Chargeway made a quiet, semi-public debut at the EV Roadmap 10 conference in Portland that just ended, organized by Forth (nee Drive Oregon).
This year's EV Roadmap drew a sellout crowd of 600 novices and electric-car experts from car companies, charging networks, electric utilities, advocacy groups, government entities including cities, state, and federal level, and more.
And Teske's Chargeway concept received rave reviews from virtually everyone he showed it to, including Green Car Reports.
"We need this concept to be seen and [backed] as soon as possible by all industry stakeholders: car and charging manufacturers, regulators and environmental organizations," said Shad Balch from Chevrolet.
The language barrier in discussing electric cars and how they're charged, "has become a roadblock to selling more vehicles," Balch told us.
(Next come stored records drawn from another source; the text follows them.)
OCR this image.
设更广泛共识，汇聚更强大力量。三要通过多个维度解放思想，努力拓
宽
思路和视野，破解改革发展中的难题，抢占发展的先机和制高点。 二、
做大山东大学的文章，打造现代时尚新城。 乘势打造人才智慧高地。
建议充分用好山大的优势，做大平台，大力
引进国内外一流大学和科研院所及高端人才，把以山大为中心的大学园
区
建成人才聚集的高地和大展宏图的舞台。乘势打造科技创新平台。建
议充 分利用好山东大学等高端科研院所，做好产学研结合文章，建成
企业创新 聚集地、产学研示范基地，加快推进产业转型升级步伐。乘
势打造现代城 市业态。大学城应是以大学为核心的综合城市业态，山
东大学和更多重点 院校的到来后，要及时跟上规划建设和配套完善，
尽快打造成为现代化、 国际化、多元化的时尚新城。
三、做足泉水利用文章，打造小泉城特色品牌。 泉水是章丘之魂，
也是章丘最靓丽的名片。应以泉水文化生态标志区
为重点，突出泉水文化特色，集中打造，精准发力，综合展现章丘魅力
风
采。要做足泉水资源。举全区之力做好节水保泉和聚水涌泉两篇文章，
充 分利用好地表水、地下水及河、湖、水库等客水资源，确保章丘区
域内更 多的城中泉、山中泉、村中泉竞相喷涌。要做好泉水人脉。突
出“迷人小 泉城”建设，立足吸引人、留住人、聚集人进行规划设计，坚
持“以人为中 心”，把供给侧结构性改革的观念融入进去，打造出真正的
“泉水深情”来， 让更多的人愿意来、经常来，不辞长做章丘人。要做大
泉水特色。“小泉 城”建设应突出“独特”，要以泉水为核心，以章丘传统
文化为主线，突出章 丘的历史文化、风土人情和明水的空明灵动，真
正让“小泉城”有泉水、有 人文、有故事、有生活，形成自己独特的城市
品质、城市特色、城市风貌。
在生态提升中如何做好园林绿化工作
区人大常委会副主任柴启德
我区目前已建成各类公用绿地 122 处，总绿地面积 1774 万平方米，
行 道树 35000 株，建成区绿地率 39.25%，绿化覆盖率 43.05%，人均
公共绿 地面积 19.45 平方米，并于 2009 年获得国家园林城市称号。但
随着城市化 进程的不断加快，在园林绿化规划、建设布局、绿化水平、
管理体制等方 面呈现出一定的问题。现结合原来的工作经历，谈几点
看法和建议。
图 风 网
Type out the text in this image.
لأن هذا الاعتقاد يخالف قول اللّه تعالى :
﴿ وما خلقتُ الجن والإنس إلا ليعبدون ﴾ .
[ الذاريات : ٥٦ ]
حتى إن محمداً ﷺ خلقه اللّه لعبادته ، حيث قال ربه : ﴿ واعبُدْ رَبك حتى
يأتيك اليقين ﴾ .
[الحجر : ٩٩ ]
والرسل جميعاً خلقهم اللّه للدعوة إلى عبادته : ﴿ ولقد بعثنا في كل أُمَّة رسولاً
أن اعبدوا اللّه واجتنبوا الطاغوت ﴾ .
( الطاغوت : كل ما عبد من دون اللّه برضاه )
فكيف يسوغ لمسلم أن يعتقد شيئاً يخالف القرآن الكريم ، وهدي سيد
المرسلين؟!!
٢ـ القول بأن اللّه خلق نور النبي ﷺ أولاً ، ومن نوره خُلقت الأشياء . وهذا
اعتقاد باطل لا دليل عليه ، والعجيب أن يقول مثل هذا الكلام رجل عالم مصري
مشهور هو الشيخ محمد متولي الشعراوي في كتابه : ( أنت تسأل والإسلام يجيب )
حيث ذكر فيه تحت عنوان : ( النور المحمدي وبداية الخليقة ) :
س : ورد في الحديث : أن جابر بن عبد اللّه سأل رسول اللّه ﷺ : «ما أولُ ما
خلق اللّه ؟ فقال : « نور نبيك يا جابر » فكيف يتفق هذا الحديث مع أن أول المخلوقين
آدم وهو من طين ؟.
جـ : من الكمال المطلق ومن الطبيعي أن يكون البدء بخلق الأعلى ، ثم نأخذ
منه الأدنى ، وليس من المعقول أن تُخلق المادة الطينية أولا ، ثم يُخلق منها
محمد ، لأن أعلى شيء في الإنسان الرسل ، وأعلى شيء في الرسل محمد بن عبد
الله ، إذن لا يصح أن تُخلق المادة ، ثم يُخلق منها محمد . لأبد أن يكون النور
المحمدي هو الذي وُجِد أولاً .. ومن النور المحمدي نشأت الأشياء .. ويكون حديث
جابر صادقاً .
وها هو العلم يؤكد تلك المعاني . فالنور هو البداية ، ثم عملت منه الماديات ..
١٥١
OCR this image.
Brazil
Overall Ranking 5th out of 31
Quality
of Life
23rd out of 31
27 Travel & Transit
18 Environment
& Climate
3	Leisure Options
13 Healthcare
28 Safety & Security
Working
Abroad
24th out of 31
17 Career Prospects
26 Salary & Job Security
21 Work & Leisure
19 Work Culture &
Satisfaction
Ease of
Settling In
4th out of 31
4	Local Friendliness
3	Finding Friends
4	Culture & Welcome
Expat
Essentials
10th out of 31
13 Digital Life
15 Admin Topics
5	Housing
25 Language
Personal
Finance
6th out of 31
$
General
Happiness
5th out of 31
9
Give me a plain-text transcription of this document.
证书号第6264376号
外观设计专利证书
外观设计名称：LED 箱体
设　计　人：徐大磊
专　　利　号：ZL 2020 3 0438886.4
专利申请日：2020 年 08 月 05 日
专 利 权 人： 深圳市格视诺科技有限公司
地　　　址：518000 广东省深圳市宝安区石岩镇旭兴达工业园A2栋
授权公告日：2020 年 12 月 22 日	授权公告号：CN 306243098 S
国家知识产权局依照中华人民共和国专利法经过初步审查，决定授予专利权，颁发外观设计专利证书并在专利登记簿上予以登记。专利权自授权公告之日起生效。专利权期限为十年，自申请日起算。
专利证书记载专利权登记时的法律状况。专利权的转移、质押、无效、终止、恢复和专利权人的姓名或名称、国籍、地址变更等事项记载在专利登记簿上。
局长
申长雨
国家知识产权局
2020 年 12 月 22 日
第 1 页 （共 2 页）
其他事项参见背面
To increase sales, every party has to speak "the same consumer-friendly language."
Chargeway electric-car charging symbols for Chevrolet Volt, BMW i3, Nissan Leaf, Tesla Model S
"A common standard of words, symbols, and meanings is desperately needed," Balch said.
"The Chargeway concept translates complex EV terminology into a simple and easy-to-understand language that can be used on vehicles, in dealerships, at charging stations, even on highway signs."
"Government, automakers, electric utilities, and charging-station providers should all get on board as soon as possible,” he concluded.
"The Chargeway description of the various types and speeds of EV charging makes it super easy and simple for consumers to understand," added Katherine Stainken, policy director for advocacy group Plug In America.
"The system adapts the way drivers of a gas car think about filling up to how electric-car charging works," she continued, which can definitely help us achieve mass adoption of EVs more quickly, and make the charging experience for new drivers seamless."
Chargeway electric-car charging symbol inside charge-port door
Teske is continuing to talk to a variety of parties about Chargeway, with hopes of getting a pilot project underway—perhaps in the Portland area—to test the concept within several weeks.
For those seeking more information, Teske activated the Chargeway website just before he walked into the first day of the EV Roadmap conference.
EDITOR'S NOTE: In the spirit of full disclosure, Green Car Reports editor John Voelcker is one of several members of the council of advisers for Forth, the former Drive Oregon.